Sherman likened the system to the bar codes that are ubiquitous on merchandise bought in stores, but instead of appearing in print on the package, the code would be embedded in the digital content. It would include any limitations on the use of the music, such as an expiration in a set number of days. The code would present a range of opportunities for offering music over the Internet in different ways, Sherman said. For instance, a user might want to buy one-time access to a database of 100 songs that can be played during a party.
"The idea would be that you would have encoded in the header of the file the information that rights holders would need to track the royalty payments for those uses," Sherman said. "You just need to have a standardised way of doing that."
The project will seek to involve other music industry players, including distributors and retailers, Sherman said. He also stressed that the design of the new system will build on existing practices to the extent possible and incorporate features that support different sale, licensing and tracking activities that the industry feels are vital to the future of on-line music commerce.
The RIAA claims a standardised identification system for sound recordings would accelerate the digital delivery of music on the Internet. The association, meanwhile, remains embroiled in a copyright infringement lawsuit against Napster, the file-sharing company that allows Internet users to find and download digital music from each other's PCs.

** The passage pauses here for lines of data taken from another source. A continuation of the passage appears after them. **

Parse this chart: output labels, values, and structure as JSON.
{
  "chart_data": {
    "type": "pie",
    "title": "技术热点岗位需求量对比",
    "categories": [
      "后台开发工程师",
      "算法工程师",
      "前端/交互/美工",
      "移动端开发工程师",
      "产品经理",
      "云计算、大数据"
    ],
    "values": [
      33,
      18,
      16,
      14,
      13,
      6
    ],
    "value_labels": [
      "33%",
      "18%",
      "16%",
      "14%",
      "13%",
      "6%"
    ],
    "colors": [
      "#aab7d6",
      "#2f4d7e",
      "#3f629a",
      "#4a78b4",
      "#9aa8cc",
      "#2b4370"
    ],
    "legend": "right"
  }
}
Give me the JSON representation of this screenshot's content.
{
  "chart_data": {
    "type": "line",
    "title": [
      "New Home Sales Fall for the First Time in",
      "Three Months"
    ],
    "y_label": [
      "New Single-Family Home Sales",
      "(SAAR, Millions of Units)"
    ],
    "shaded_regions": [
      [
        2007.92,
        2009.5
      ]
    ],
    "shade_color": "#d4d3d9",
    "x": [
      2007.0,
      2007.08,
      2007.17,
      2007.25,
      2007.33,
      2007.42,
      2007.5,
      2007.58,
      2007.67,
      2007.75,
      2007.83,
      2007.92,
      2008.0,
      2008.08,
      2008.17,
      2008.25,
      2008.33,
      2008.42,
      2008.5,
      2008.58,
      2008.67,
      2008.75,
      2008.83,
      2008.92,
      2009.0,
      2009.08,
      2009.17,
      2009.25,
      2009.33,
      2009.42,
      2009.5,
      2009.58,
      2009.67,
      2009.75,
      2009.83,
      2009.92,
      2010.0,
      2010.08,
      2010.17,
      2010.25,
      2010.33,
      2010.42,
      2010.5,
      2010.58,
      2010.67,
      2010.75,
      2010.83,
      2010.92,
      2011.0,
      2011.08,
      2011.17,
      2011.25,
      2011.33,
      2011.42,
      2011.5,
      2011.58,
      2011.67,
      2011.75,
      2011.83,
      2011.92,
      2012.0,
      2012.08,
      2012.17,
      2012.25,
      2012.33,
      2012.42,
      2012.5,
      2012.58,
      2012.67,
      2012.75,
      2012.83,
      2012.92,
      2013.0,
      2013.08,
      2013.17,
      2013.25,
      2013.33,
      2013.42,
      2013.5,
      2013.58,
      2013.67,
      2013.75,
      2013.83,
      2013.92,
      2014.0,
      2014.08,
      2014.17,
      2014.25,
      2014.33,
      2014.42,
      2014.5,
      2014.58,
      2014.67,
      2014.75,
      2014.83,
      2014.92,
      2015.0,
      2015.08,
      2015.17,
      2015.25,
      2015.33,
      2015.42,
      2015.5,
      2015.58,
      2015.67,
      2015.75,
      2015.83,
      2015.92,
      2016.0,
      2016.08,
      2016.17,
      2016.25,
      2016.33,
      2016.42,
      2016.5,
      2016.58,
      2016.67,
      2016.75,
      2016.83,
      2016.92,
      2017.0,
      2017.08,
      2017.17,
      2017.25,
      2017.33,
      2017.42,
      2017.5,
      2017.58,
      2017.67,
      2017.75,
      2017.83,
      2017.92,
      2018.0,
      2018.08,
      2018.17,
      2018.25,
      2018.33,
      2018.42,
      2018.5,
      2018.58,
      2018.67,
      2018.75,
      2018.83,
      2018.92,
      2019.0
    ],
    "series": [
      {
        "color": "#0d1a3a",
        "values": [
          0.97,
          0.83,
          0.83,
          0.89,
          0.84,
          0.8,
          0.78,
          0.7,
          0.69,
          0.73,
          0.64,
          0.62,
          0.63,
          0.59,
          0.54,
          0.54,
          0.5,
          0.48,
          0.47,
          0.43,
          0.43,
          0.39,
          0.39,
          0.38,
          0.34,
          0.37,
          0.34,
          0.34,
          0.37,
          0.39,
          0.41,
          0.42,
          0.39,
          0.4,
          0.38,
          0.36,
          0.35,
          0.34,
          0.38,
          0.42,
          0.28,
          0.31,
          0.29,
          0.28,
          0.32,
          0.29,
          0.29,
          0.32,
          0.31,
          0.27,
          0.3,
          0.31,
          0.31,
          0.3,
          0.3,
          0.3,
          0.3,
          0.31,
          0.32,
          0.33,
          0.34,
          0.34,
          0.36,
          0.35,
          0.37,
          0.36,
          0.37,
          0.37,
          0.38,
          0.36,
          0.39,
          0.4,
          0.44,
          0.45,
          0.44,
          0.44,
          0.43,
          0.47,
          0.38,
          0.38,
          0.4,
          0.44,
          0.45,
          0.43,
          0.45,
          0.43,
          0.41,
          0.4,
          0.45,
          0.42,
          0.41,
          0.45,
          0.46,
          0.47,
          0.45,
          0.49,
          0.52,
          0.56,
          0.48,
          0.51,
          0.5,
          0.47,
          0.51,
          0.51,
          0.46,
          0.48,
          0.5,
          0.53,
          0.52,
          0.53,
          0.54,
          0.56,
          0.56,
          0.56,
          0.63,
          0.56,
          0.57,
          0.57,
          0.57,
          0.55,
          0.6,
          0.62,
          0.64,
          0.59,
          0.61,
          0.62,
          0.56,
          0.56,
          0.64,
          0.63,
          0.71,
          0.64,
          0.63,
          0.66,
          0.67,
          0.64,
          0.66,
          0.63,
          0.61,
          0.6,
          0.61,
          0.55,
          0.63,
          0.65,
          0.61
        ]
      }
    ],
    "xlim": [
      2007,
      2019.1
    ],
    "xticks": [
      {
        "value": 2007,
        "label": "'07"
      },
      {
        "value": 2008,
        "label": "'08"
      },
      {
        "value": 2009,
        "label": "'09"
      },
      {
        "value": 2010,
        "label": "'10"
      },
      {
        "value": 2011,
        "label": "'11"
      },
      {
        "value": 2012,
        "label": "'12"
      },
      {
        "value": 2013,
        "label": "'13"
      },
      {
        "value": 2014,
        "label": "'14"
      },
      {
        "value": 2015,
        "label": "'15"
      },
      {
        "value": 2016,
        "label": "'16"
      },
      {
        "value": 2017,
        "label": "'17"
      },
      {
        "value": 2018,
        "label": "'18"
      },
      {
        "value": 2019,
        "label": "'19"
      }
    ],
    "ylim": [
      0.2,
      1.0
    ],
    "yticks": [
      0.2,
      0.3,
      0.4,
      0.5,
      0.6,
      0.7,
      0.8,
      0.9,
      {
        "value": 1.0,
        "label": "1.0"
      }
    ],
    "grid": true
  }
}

A US federal appeals court in California last week heard arguments in the case in which the RIAA says Napster's file-trading service should be shut down because it is violating copyright law. Napster has argued that the file-sharing technology it uses is legal under the "fair use" provisions of US copyright law. It is expected to take months before the court rules on whether Napster's service will have to shut down.
The standard that the RIAA hopes to develop would identify files being exchanged through file-sharing technologies, even free ones such as Napster, Sherman said. "This is going to be a better system," Sherman said.
The RIAA hopes the standardised system will be finished by the middle of next year.